If life is a series of moments, the advertising industry has spent a lifetime trying to create opportune moments – times when consumers are paying attention and receptive to advertising messages. Effective advertising, especially video-based advertising, often emulates a ‘moment in time’, depicting people who resemble us, doing things we enjoy or aspire to do more of – such as eating chocolate, drinking coffee, having a home loan approved or driving a shiny new car. The use of visual and verbal hooks produces the ‘aha moment’ when we realise that whatever is being advertised has sufficient appeal to make us want to open our wallets.
The concept of the Moment has become part of the lingua franca of Marketing, with the realisation that digital channels offer far more opportunities for brands to generate and share individual moments with their customers. More than a year ago, The Drum reported that ‘Meaningful Moments’ were all the rage in Silicon Valley, as social platforms explored ways to make brands relevant to people at times when they are metaphorically ‘tuned in’.
Google realised years ago that search created ‘Moments of Truth’, where people searching for information about a brand would very quickly form an impression from the first content they saw in search results. The search engine giant continues to evolve its thinking – and to shape that of Marketers – about these online moments which provide unique and highly personal chances to influence opinions and purchase behaviour. In these moments, preferences are determined and often decisions are made. Marketing has to be clever at getting the right content in front of the right person at the right time. Mobile has made this task more challenging, as the number of moments available for interaction has snowballed because consumers are online constantly, wherever they are.

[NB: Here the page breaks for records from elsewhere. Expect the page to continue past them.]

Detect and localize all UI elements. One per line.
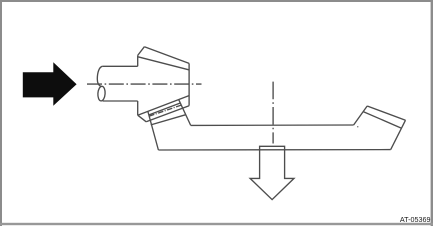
cone step up vertical [137,55,139,66]
bar end band lower [363,112,401,129]
shaft bottom line [103,100,138,102]
cone bottom tip edge [138,115,147,122]
black direction arrow (pointing right) [23,62,77,105]
bar end band upper [367,106,405,120]
tab upper edge [149,103,181,115]
shaft top line [102,65,138,67]
shaft end-face ellipse [97,86,105,101]
horizontal center line [87,83,202,85]
cone bottom inner line [146,106,189,122]
label AT-05369 [400,215,431,224]
down arrow outline [250,146,294,199]
cone step down vertical [137,101,139,115]
bar right upturn [354,106,368,125]
arm right edge [179,100,191,126]
bar end face [391,120,406,149]
cone bottom silhouette [138,96,189,116]
cone top silhouette [144,47,189,64]
cone right face [188,63,190,105]
shaft left cap arc [97,66,102,86]
bar top edge [191,124,354,126]
tab lower edge [151,115,186,125]
arm left edge [148,112,159,151]
vertical center line [272,82,274,144]
cone top chamfer [138,47,145,56]
bar bottom edge [158,149,390,151]
speck [357,126,358,127]
cone top inner line [138,57,189,70]
tab dash-dot axis [149,105,181,116]
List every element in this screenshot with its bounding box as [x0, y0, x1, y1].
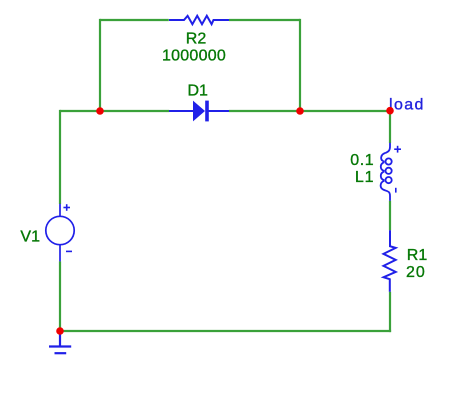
svg-text:R2: R2 [186, 30, 207, 47]
node junction dot load [386, 107, 394, 115]
L1 minus mark (rotated tick) [395, 188, 397, 193]
wire bottom [60, 330, 391, 332]
inductor L1 [381, 143, 392, 201]
resistor R1 [384, 230, 396, 291]
resistor R2 [169, 16, 229, 24]
wire top-right segment [229, 19, 300, 21]
diode D1 [169, 101, 229, 122]
node junction dot ground [56, 327, 64, 335]
svg-text:V1: V1 [20, 228, 40, 245]
wire right vertical lower (R1 down) [389, 292, 391, 332]
V1 minus mark [66, 250, 72, 252]
wire left branch vertical [99, 19, 101, 111]
svg-text:R1: R1 [407, 247, 428, 264]
svg-text:D1: D1 [188, 83, 209, 100]
node junction dot right [296, 107, 304, 115]
svg-text:L1: L1 [355, 169, 374, 186]
svg-text:load: load [389, 96, 425, 113]
svg-text:1000000: 1000000 [162, 47, 226, 64]
svg-text:0.1: 0.1 [350, 152, 374, 169]
svg-text:20: 20 [406, 264, 426, 281]
node junction dot left [96, 107, 104, 115]
wire left vertical upper (to V1) [59, 110, 61, 204]
L1 plus mark [394, 146, 401, 153]
wire middle-right segment [229, 110, 390, 112]
wire right vertical middle (L1 to R1) [389, 201, 391, 231]
wire left vertical lower (V1 to ground) [59, 261, 61, 331]
wire right vertical upper (load to L1) [389, 111, 391, 143]
wire right branch vertical [299, 19, 301, 111]
wire top-left segment [100, 19, 169, 21]
ground [49, 331, 71, 353]
V1 plus mark [63, 204, 70, 211]
voltage source V1 [46, 204, 74, 262]
wire middle-left segment [60, 110, 169, 112]
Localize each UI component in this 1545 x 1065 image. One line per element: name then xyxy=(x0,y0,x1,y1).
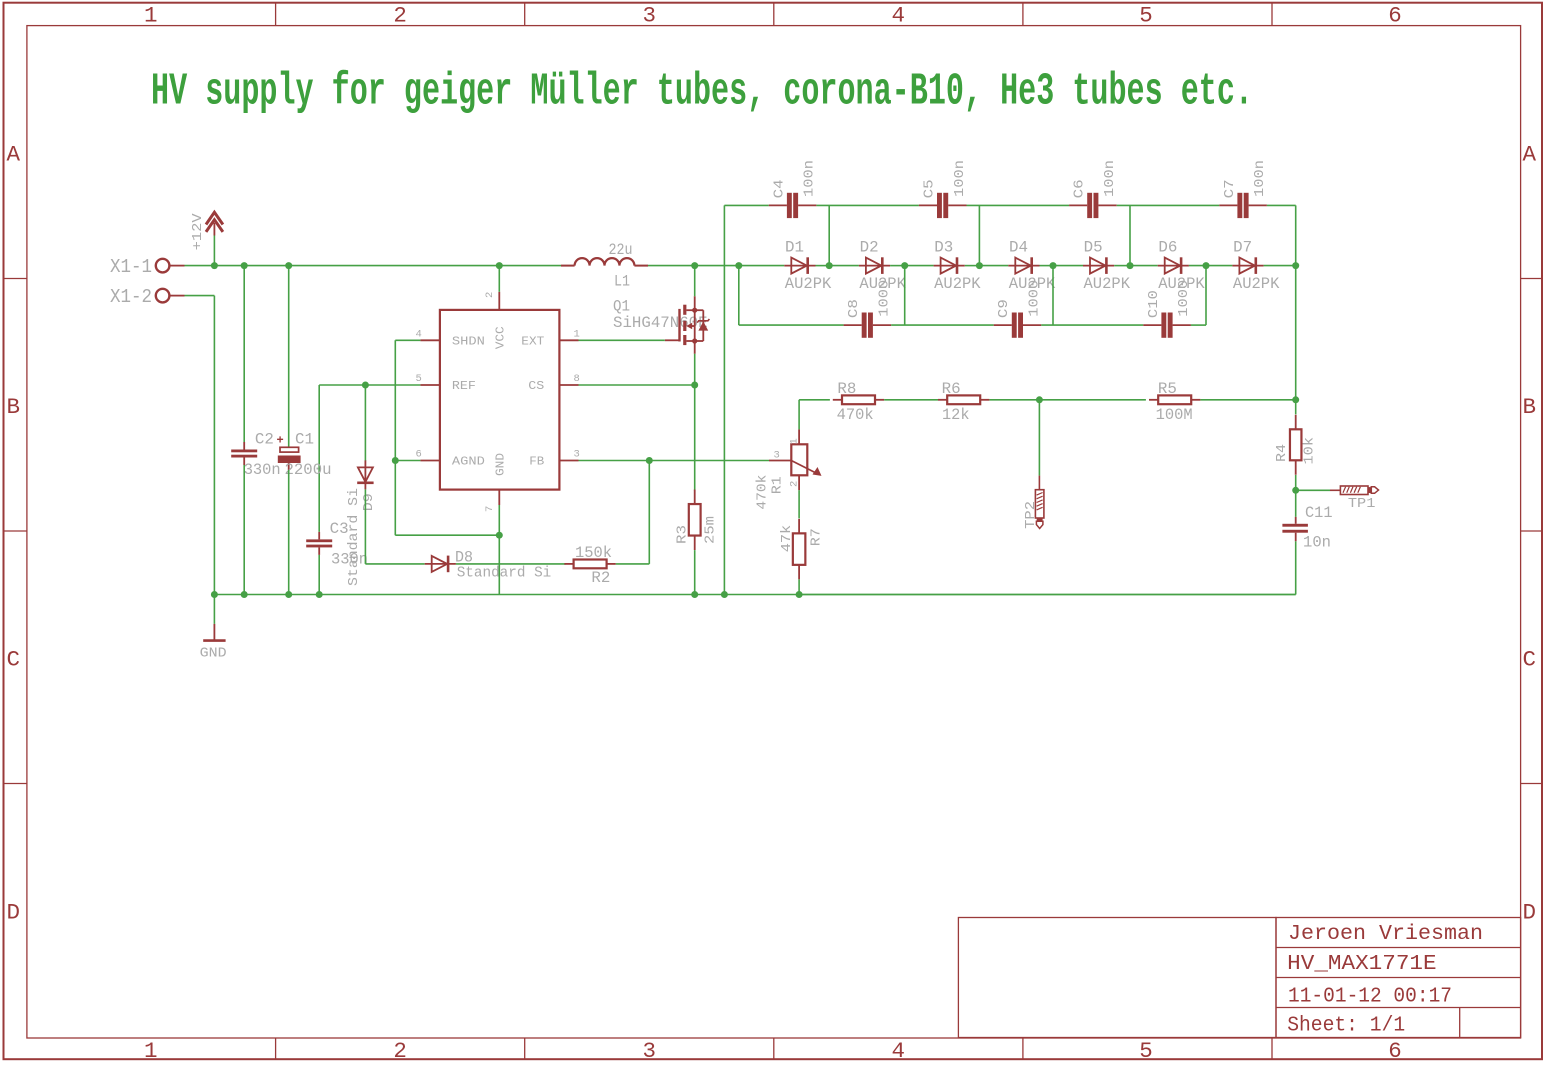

Which leads us on to Micro Moments – defined as the ‘I want to buy’, ‘I want to go’, ‘I want to do’ and ‘I want to know’ times that occur every day and which lead us to search for whatever fulfils the specific requirement we have in mind. In fact, search behaviour means that Google can pretty much read the minds of those who use its search capabilities to mediate between their latest wish and those individuals or organisations who can fulfil it.
So far, so good. It gets complicated, however, when a whole host of brands want to seize the same moment. This is why paid search and SEO have carved out a generous slice of Marketing budget, designed to drive consumers to Owned sites where they can learn and buy, book and do in response to each Micro Moment as the urge takes them.
However, SEO may not be the most efficient way to seize the moment, as it’s rather like pushing water uphill by persuading the search engine to promote results. Rather than relying on SEO to create links and drive Owned content up the search rankings, it’s far easier to focus content marketing placements on those media which will be there already. For any given search term there will be sites which Google perceives as valuable and these sites get promoted automatically – all the brand has to do is produce the right content. It seems the ‘right place’ part of the equation is just as important as ‘right time’. For many things, the high-profile national media remain important, but there are other media which are less difficult to get into, but have equally strong status with Google. When these sites publish content, the chances of it being seen by a consumer ‘having a moment’ are much improved.